Moreover, this chronic deficit continues after heat waves and exceptional soil drought in the summer of 2022, other symptoms of climate change. Almost all of the metropolitan departments had been placed on drought alert, with water restrictions for watering, irrigating or washing your car. But at the time, the seriousness of the situation had been tempered by a previous wet winter in most regions, which had allowed the aquifers to be recharged.

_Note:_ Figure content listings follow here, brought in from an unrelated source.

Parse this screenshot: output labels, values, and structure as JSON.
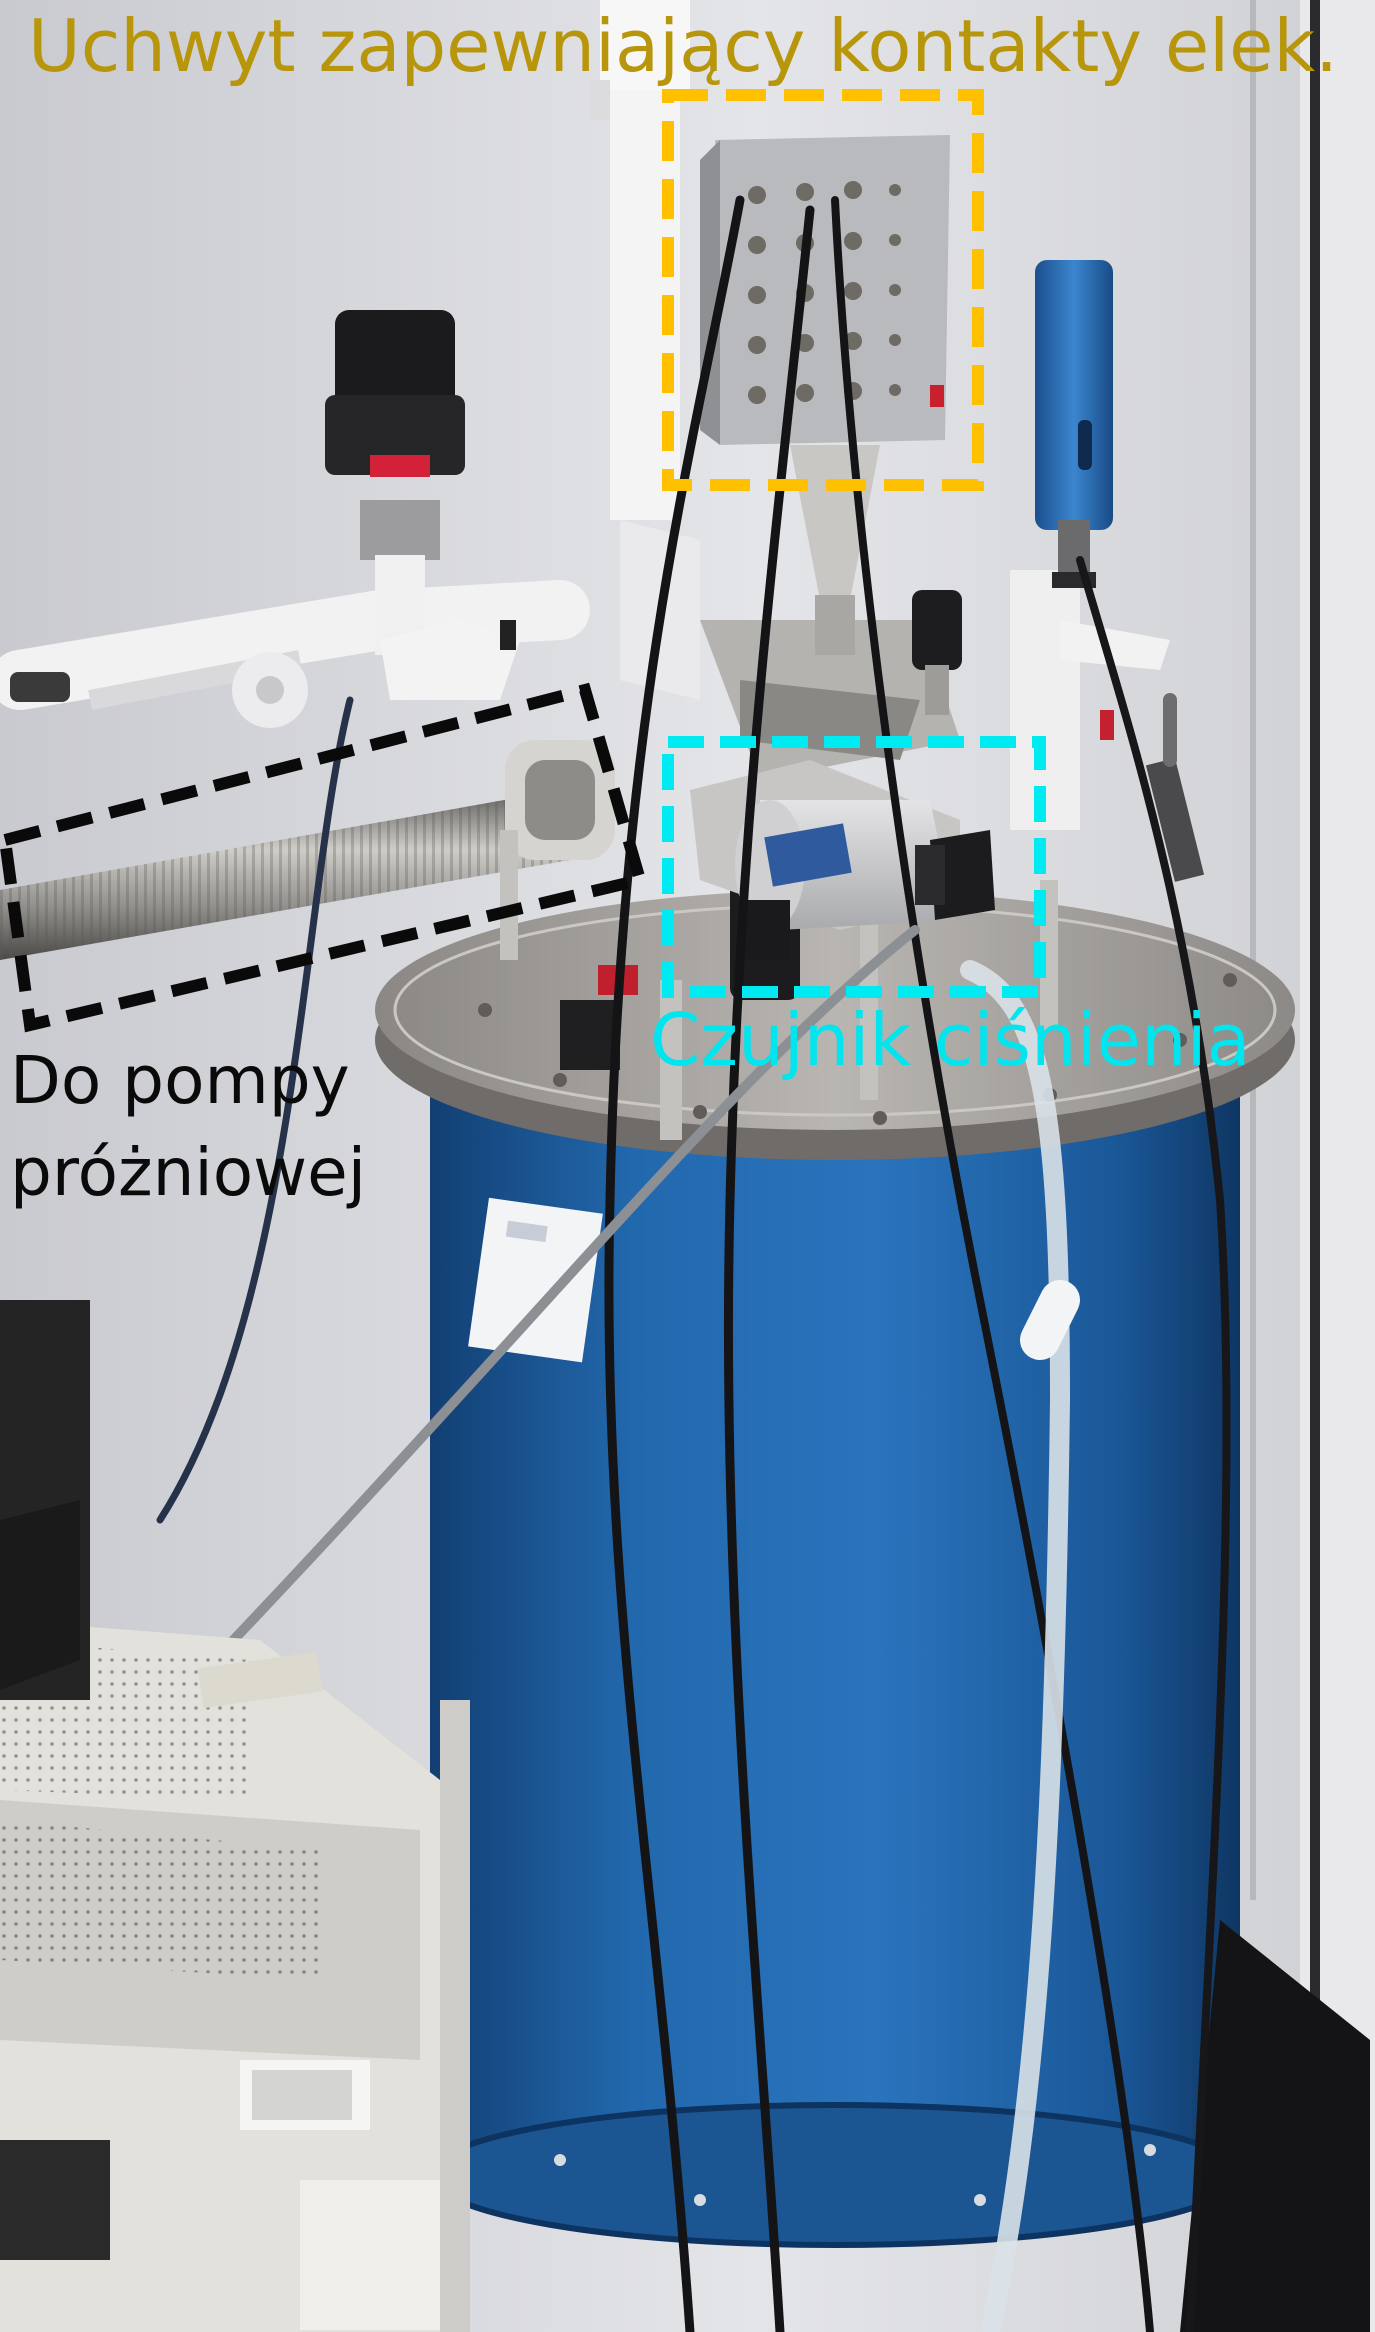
{
  "annotations": {
    "holder": {
      "text": "Uchwyt zapewniający kontakty elek.",
      "color": "#b8960c"
    },
    "sensor": {
      "text": "Czujnik ciśnienia",
      "color": "#00e5ee"
    },
    "pump": {
      "text": "Do pompy\npróżniowej",
      "color": "#0a0a0a"
    }
  },
  "colors": {
    "dewar_blue": "#1e63a8",
    "wall": "#dcdde2",
    "flange_steel": "#a8a6a4",
    "holder_box": "#bbbcbf"
  }
}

At the beginning of 2023, conversely, their filling is late. In January, the Bureau of Geological and Mining Research (BRGM) already said it was “quite pessimistic” about the availability next summer of groundwater, which provides two-thirds of drinking water and one-third of agricultural irrigation. . If rain is so rare in 2023, “we will come to a much worse situation than what we experienced in late summer 2022,” the office warned. In fact, the record lack of rain in the spring of 2020 was followed by the driest summer on record at ground level. With the exception of 2021, the soil drought indicator has also reached a new record every summer since 2018.

As a sign of concern, the government convened its “first hydrological anticipation and monitoring committee of the year” on Thursday as “conflicts of use” loom, i.e. tensions between the needs of agriculture, hydroelectricity production in dams, recreation (golf, canoeing, etc.) or the health of ecosystems. Announced for the end of January, the government’s long-awaited water management plan has been postponed for several weeks.

In the meantime, departments are already suffering: the Pyrénées-Orientales have been on continuous drought alert since June, suffering repeated fires in the middle of winter. And the majority of Var was in turn placed on drought alert on Friday. On the other side of the border, in Catalonia, water reserves are currently only 28.7% of their capacity, compared to an average of 72% over the past ten years, according to the latest national hydrological bulletin.